Ice cream and democracy: Ben & Jerry’s registers voters at BU

Sophie Li (CAS ‘23) fills out paperwork at a voter registration event Friday sponsored by ice cream company Ben & Jerry’s at the George Sherman Union. CAROLINE FERNANDEZ/ DAILY FREE PRESS STAFF

Ben & Jerry’s served free ice cream and registered people to vote Friday at Boston University’s George Sherman Union.

The ice cream company partnered with PRLab, BU’s student-led public relations agency, and HeadCount, a nonpartisan voter registration organization, to raise awareness about voting rights and encourage voter registration.

Volunteers served free ice cream to more than 100 people.

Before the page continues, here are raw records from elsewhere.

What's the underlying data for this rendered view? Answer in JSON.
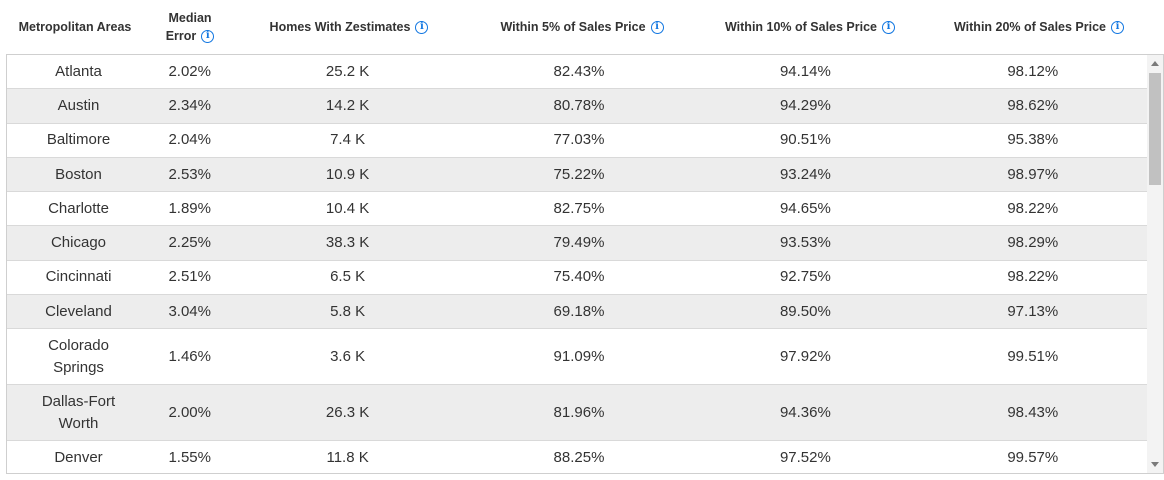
{
  "header": {
    "col_metro": "Metropolitan Areas",
    "col_median_line1": "Median",
    "col_median_line2": "Error",
    "col_homes": "Homes With Zestimates",
    "col_w5": "Within 5% of Sales Price",
    "col_w10": "Within 10% of Sales Price",
    "col_w20": "Within 20% of Sales Price",
    "info_glyph": "i"
  },
  "rows": [
    {
      "metro_l1": "Atlanta",
      "metro_l2": "",
      "median": "2.02%",
      "homes": "25.2 K",
      "w5": "82.43%",
      "w10": "94.14%",
      "w20": "98.12%"
    },
    {
      "metro_l1": "Austin",
      "metro_l2": "",
      "median": "2.34%",
      "homes": "14.2 K",
      "w5": "80.78%",
      "w10": "94.29%",
      "w20": "98.62%"
    },
    {
      "metro_l1": "Baltimore",
      "metro_l2": "",
      "median": "2.04%",
      "homes": "7.4 K",
      "w5": "77.03%",
      "w10": "90.51%",
      "w20": "95.38%"
    },
    {
      "metro_l1": "Boston",
      "metro_l2": "",
      "median": "2.53%",
      "homes": "10.9 K",
      "w5": "75.22%",
      "w10": "93.24%",
      "w20": "98.97%"
    },
    {
      "metro_l1": "Charlotte",
      "metro_l2": "",
      "median": "1.89%",
      "homes": "10.4 K",
      "w5": "82.75%",
      "w10": "94.65%",
      "w20": "98.22%"
    },
    {
      "metro_l1": "Chicago",
      "metro_l2": "",
      "median": "2.25%",
      "homes": "38.3 K",
      "w5": "79.49%",
      "w10": "93.53%",
      "w20": "98.29%"
    },
    {
      "metro_l1": "Cincinnati",
      "metro_l2": "",
      "median": "2.51%",
      "homes": "6.5 K",
      "w5": "75.40%",
      "w10": "92.75%",
      "w20": "98.22%"
    },
    {
      "metro_l1": "Cleveland",
      "metro_l2": "",
      "median": "3.04%",
      "homes": "5.8 K",
      "w5": "69.18%",
      "w10": "89.50%",
      "w20": "97.13%"
    },
    {
      "metro_l1": "Colorado",
      "metro_l2": "Springs",
      "median": "1.46%",
      "homes": "3.6 K",
      "w5": "91.09%",
      "w10": "97.92%",
      "w20": "99.51%"
    },
    {
      "metro_l1": "Dallas-Fort",
      "metro_l2": "Worth",
      "median": "2.00%",
      "homes": "26.3 K",
      "w5": "81.96%",
      "w10": "94.36%",
      "w20": "98.43%"
    },
    {
      "metro_l1": "Denver",
      "metro_l2": "",
      "median": "1.55%",
      "homes": "11.8 K",
      "w5": "88.25%",
      "w10": "97.52%",
      "w20": "99.57%"
    }
  ],
  "colors": {
    "info_blue": "#1277e1",
    "row_alt": "#ededed",
    "border": "#cfcfcf"
  }
}
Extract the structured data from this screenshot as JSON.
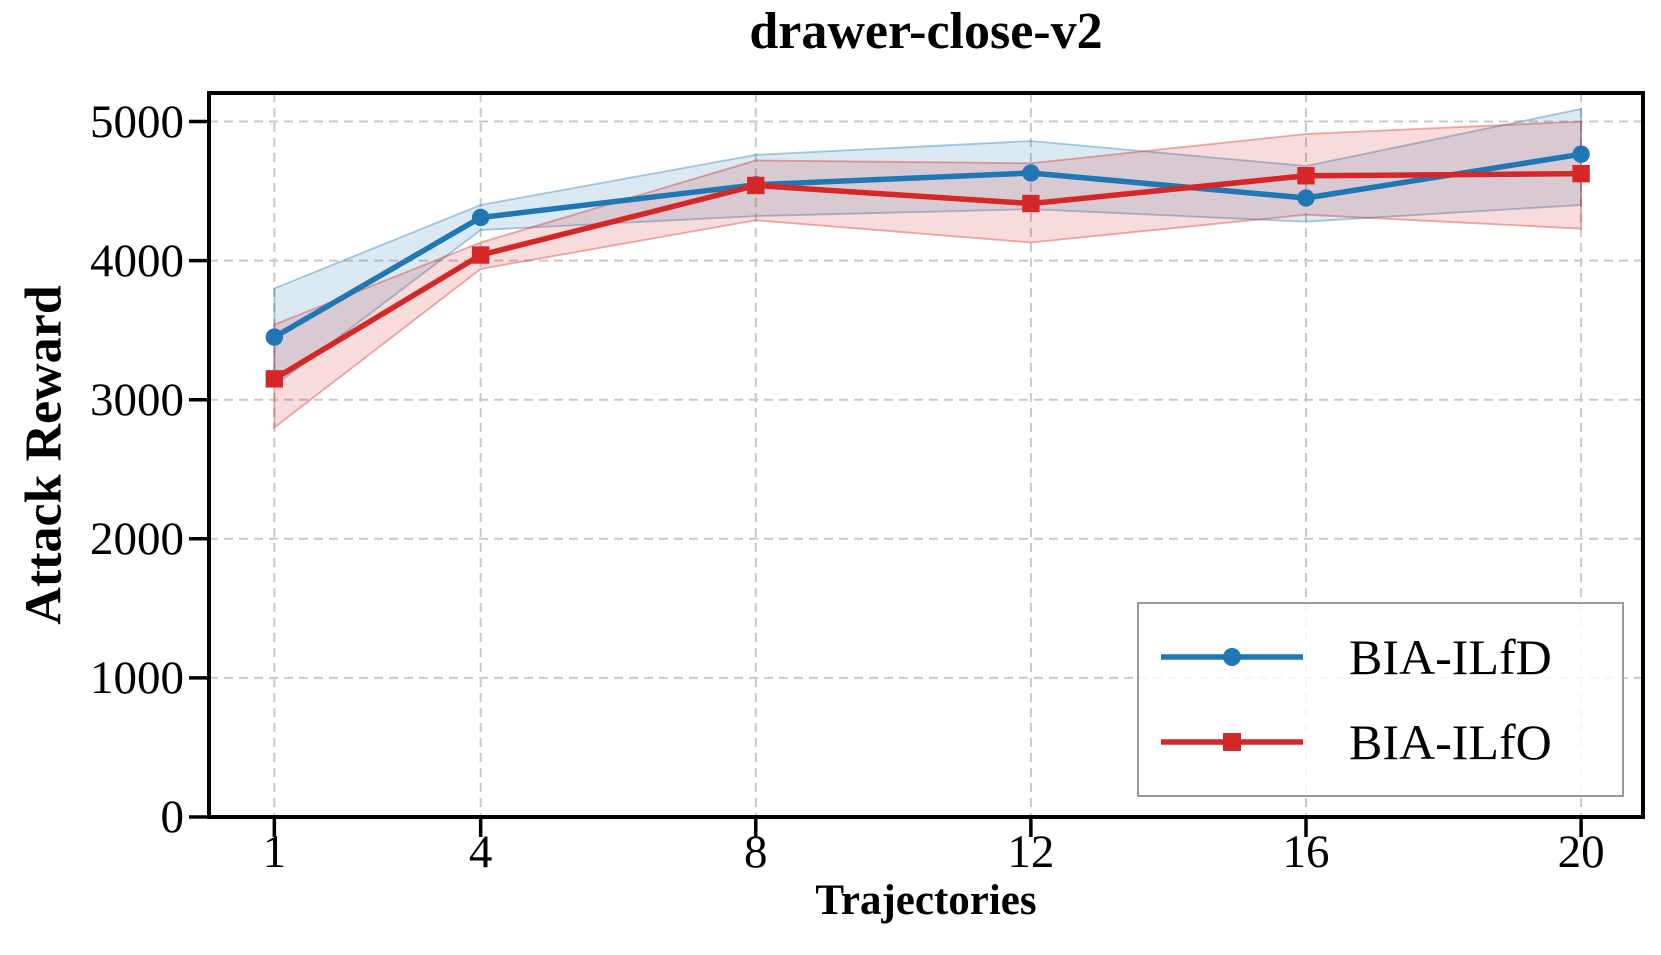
{
  "title": "drawer-close-v2",
  "chart_data": {
    "type": "line",
    "title": "drawer-close-v2",
    "xlabel": "Trajectories",
    "ylabel": "Attack Reward",
    "x": [
      1,
      4,
      8,
      12,
      16,
      20
    ],
    "x_tick_labels": [
      "1",
      "4",
      "8",
      "12",
      "16",
      "20"
    ],
    "y_ticks": [
      0,
      1000,
      2000,
      3000,
      4000,
      5000
    ],
    "xlim": [
      0.05,
      20.9
    ],
    "ylim": [
      0,
      5205
    ],
    "grid": true,
    "grid_style": "dashed",
    "grid_color": "#c9c9c9",
    "legend_position": "lower right",
    "legend_border_color": "#9a9a9a",
    "series": [
      {
        "name": "BIA-ILfD",
        "color": "#1f77b4",
        "marker": "circle",
        "values": [
          3450,
          4310,
          4545,
          4630,
          4450,
          4765
        ],
        "band_low": [
          3100,
          4220,
          4320,
          4370,
          4280,
          4400
        ],
        "band_high": [
          3800,
          4400,
          4760,
          4860,
          4680,
          5090
        ]
      },
      {
        "name": "BIA-ILfO",
        "color": "#d62728",
        "marker": "square",
        "values": [
          3150,
          4040,
          4540,
          4410,
          4610,
          4625
        ],
        "band_low": [
          2800,
          3940,
          4290,
          4130,
          4330,
          4230
        ],
        "band_high": [
          3540,
          4130,
          4720,
          4700,
          4910,
          5000
        ]
      }
    ]
  }
}
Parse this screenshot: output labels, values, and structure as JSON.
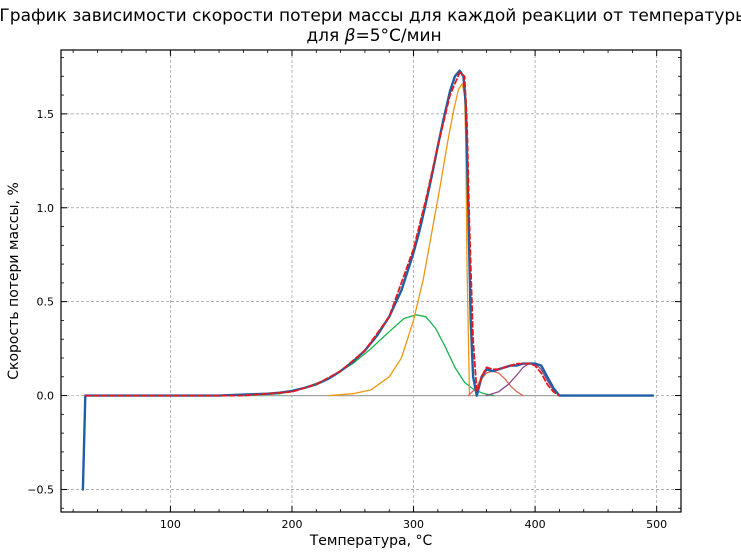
{
  "chart_data": {
    "type": "line",
    "title": "График зависимости скорости потери массы для каждой реакции от температуры",
    "subtitle_prefix": "для ",
    "subtitle_symbol": "β",
    "subtitle_suffix": "=5°C/мин",
    "xlabel": "Температура, °C",
    "ylabel": "Скорость потери массы, %",
    "xlim": [
      10,
      520
    ],
    "ylim": [
      -0.62,
      1.84
    ],
    "xticks": [
      100,
      200,
      300,
      400,
      500
    ],
    "yticks": [
      -0.5,
      0.0,
      0.5,
      1.0,
      1.5
    ],
    "xtick_labels": [
      "100",
      "200",
      "300",
      "400",
      "500"
    ],
    "ytick_labels": [
      "−0.5",
      "0.0",
      "0.5",
      "1.0",
      "1.5"
    ],
    "grid": true,
    "colors": {
      "experimental": "#1f5fa6",
      "fit_sum": "#e41a1c",
      "reaction_1": "#19b34d",
      "reaction_2": "#f0960f",
      "reaction_3": "#d96a55",
      "reaction_4": "#8f4a8c",
      "baseline": "#a3a3a3"
    },
    "series": [
      {
        "key": "experimental",
        "x": [
          28,
          30,
          32,
          40,
          60,
          80,
          100,
          120,
          140,
          160,
          180,
          190,
          200,
          210,
          220,
          230,
          240,
          250,
          260,
          270,
          280,
          290,
          295,
          300,
          305,
          310,
          315,
          320,
          325,
          330,
          334,
          338,
          341,
          343,
          345,
          347,
          349,
          352,
          356,
          360,
          365,
          370,
          375,
          380,
          385,
          390,
          395,
          400,
          405,
          410,
          415,
          420,
          440,
          460,
          480,
          497
        ],
        "y": [
          -0.5,
          0.0,
          0.0,
          0.0,
          0.0,
          0.0,
          0.0,
          0.0,
          0.0,
          0.005,
          0.01,
          0.015,
          0.025,
          0.04,
          0.06,
          0.09,
          0.13,
          0.18,
          0.24,
          0.32,
          0.42,
          0.56,
          0.66,
          0.76,
          0.88,
          1.02,
          1.17,
          1.33,
          1.48,
          1.62,
          1.7,
          1.73,
          1.7,
          1.55,
          1.0,
          0.4,
          0.1,
          0.0,
          0.1,
          0.14,
          0.13,
          0.14,
          0.15,
          0.16,
          0.16,
          0.17,
          0.17,
          0.17,
          0.16,
          0.1,
          0.04,
          0.0,
          0.0,
          0.0,
          0.0,
          0.0
        ]
      },
      {
        "key": "fit_sum",
        "x": [
          30,
          100,
          160,
          200,
          220,
          240,
          260,
          280,
          300,
          310,
          320,
          330,
          338,
          342,
          344,
          346,
          349,
          352,
          356,
          360,
          365,
          370,
          375,
          380,
          385,
          390,
          395,
          400,
          405,
          410,
          415,
          420
        ],
        "y": [
          0.0,
          0.0,
          0.0,
          0.02,
          0.06,
          0.13,
          0.24,
          0.42,
          0.78,
          1.04,
          1.33,
          1.6,
          1.72,
          1.7,
          1.45,
          0.9,
          0.3,
          0.02,
          0.1,
          0.15,
          0.14,
          0.14,
          0.15,
          0.16,
          0.17,
          0.17,
          0.17,
          0.16,
          0.12,
          0.06,
          0.02,
          0.0
        ]
      },
      {
        "key": "reaction_1",
        "x": [
          160,
          190,
          210,
          230,
          250,
          265,
          280,
          292,
          302,
          310,
          318,
          326,
          334,
          342,
          350,
          358,
          366
        ],
        "y": [
          0.0,
          0.01,
          0.04,
          0.09,
          0.17,
          0.25,
          0.34,
          0.41,
          0.43,
          0.42,
          0.36,
          0.26,
          0.15,
          0.07,
          0.03,
          0.01,
          0.0
        ]
      },
      {
        "key": "reaction_2",
        "x": [
          230,
          250,
          265,
          280,
          290,
          300,
          308,
          315,
          322,
          328,
          333,
          337,
          340,
          342,
          343,
          344,
          346
        ],
        "y": [
          0.0,
          0.01,
          0.03,
          0.1,
          0.2,
          0.4,
          0.62,
          0.87,
          1.12,
          1.35,
          1.52,
          1.63,
          1.66,
          1.6,
          1.35,
          0.7,
          0.0
        ]
      },
      {
        "key": "reaction_3",
        "x": [
          345,
          350,
          355,
          360,
          365,
          370,
          375,
          380,
          385,
          390
        ],
        "y": [
          0.0,
          0.03,
          0.08,
          0.12,
          0.13,
          0.12,
          0.09,
          0.05,
          0.02,
          0.0
        ]
      },
      {
        "key": "reaction_4",
        "x": [
          360,
          370,
          378,
          385,
          390,
          395,
          400,
          405,
          410,
          415,
          420
        ],
        "y": [
          0.0,
          0.02,
          0.06,
          0.11,
          0.15,
          0.17,
          0.17,
          0.14,
          0.08,
          0.03,
          0.0
        ]
      },
      {
        "key": "baseline",
        "x": [
          30,
          497
        ],
        "y": [
          0.0,
          0.0
        ]
      }
    ]
  }
}
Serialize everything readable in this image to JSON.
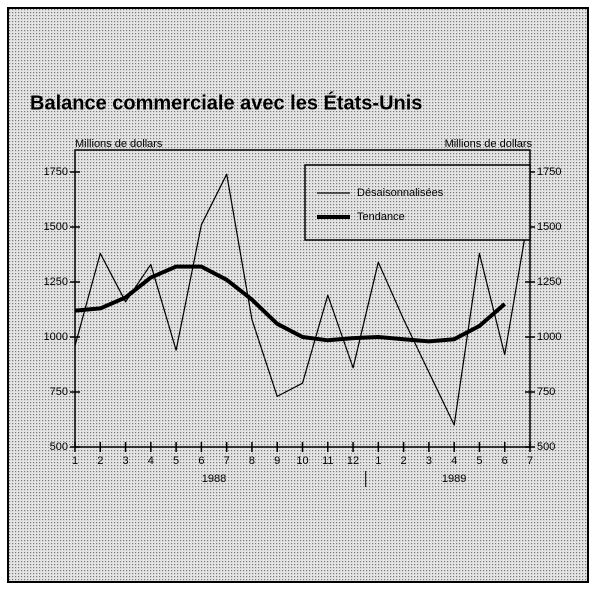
{
  "chart_data": {
    "type": "line",
    "title": "Balance commerciale avec les États-Unis",
    "ylabel_left": "Millions de dollars",
    "ylabel_right": "Millions de dollars",
    "categories": [
      "1",
      "2",
      "3",
      "4",
      "5",
      "6",
      "7",
      "8",
      "9",
      "10",
      "11",
      "12",
      "1",
      "2",
      "3",
      "4",
      "5",
      "6",
      "7"
    ],
    "groups": [
      {
        "label": "1988",
        "count": 12
      },
      {
        "label": "1989",
        "count": 7
      }
    ],
    "series": [
      {
        "name": "Désaisonnalisées",
        "color": "#000000",
        "width": 1.2,
        "values": [
          960,
          1380,
          1160,
          1330,
          940,
          1510,
          1740,
          1080,
          730,
          790,
          1190,
          860,
          1340,
          1080,
          840,
          600,
          1380,
          920,
          1590
        ]
      },
      {
        "name": "Tendance",
        "color": "#000000",
        "width": 4,
        "values": [
          1120,
          1130,
          1180,
          1270,
          1320,
          1320,
          1260,
          1170,
          1060,
          1000,
          985,
          995,
          1000,
          990,
          980,
          990,
          1050,
          1150,
          null
        ]
      }
    ],
    "ylim": [
      500,
      1850
    ],
    "yticks": [
      500,
      750,
      1000,
      1250,
      1500,
      1750
    ],
    "legend": "upper right"
  }
}
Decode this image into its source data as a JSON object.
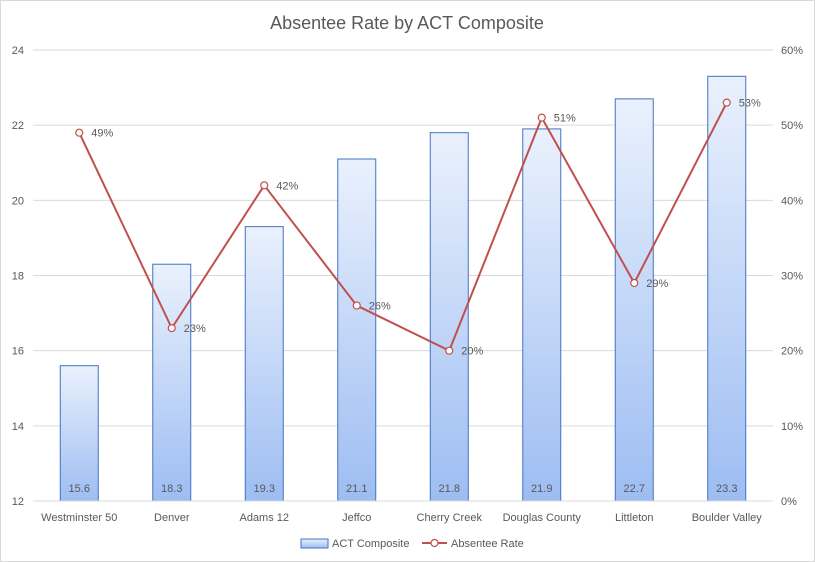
{
  "chart_data": {
    "type": "bar+line",
    "title": "Absentee Rate by ACT Composite",
    "categories": [
      "Westminster 50",
      "Denver",
      "Adams 12",
      "Jeffco",
      "Cherry Creek",
      "Douglas County",
      "Littleton",
      "Boulder Valley"
    ],
    "series": [
      {
        "name": "ACT Composite",
        "type": "bar",
        "axis": "left",
        "values": [
          15.6,
          18.3,
          19.3,
          21.1,
          21.8,
          21.9,
          22.7,
          23.3
        ],
        "labels": [
          "15.6",
          "18.3",
          "19.3",
          "21.1",
          "21.8",
          "21.9",
          "22.7",
          "23.3"
        ],
        "color": "#4472c4"
      },
      {
        "name": "Absentee Rate",
        "type": "line",
        "axis": "right",
        "values": [
          0.49,
          0.23,
          0.42,
          0.26,
          0.2,
          0.51,
          0.29,
          0.53
        ],
        "labels": [
          "49%",
          "23%",
          "42%",
          "26%",
          "20%",
          "51%",
          "29%",
          "53%"
        ],
        "color": "#c0504d"
      }
    ],
    "y_left": {
      "min": 12,
      "max": 24,
      "ticks": [
        "12",
        "14",
        "16",
        "18",
        "20",
        "22",
        "24"
      ]
    },
    "y_right": {
      "min": 0,
      "max": 0.6,
      "ticks": [
        "0%",
        "10%",
        "20%",
        "30%",
        "40%",
        "50%",
        "60%"
      ]
    },
    "grid": true,
    "legend": "bottom"
  }
}
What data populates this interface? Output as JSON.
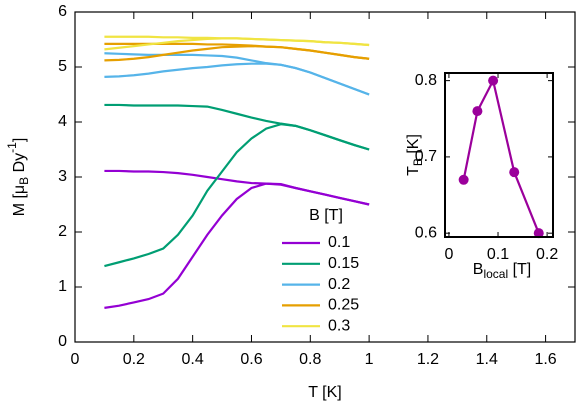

About 30 people — most of them BU students — registered to vote.

Kristin Lunt, account executive at PRLab and senior in the College of Communication, said she felt the event was a success.

“It was a really good turnout,” Lunt said. “We were really happy with the results and getting that ratio.”

Ben & Jerry’s has a history of speaking out on social issues and launched their “Democracy Is In Your Hands” campaign in 2016. The campaign addresses the problem of voter suppression and encourages people to register to vote.

“We want to activate citizens to take action for a more equitable and just society by building a democracy that works for all regardless of race or income,” Ben & Jerry’s website states.

HeadCount sets up registration booths at various events and venues, along with Ben & Jerry’s locations around the country, to help people update their registrations and answer questions about voting.

Ben & Jerry’s Boston is a long-standing client of PRLab. Students in the agency familiarize themselves with Ben & Jerry’s mission and come up with ideas and campaigns to help achieve different initiatives.

“A part of PRLab’s mission this semester is to spread the word about Ben & Jerry’s social mission and to get people to really buy into that,” Lunt said.

Along with voter rights, Ben & Jerry’s has advocated for other social issues in the past, such as racial equality, LGBTQ rights, climate change and the refugee crisis. 

The ice cream makers have released several special flavors highlighting issues they care about, including “Justice ReMix’d” for criminal justice reform and “Pecan Resist” to protest the Trump administration’s stances on LGBTQ, refugee and women’s rights.

Ben & Jerry’s hosts these events because they see voter turnout as essential to democracy, Lunt said.

“Obviously, people get really excited when there’s free ice cream, but the goal of the event was to get people to register to vote,” Lunt said, “because that’s what [democracy] is founded on: people voting and letting their voices be heard.”

Raymond Jiang, a sophomore in the Questrom School of Business who attended the event, said free ice cream is an effective way to raise awareness for an issue such as voting.

“Even if most [attendees] won’t [register],” Jiang said, “this is a good way of getting them interested and maybe thinking about registering or voting in the future.”

Correction: An earlier version of this article included a student quote from someone who thought PRLab had to buy Ben & Jerry’s ice cream for the event, when the ice cream was actually provided for free since Ben & Jerry’s was directly involved. The current version reflects these changes.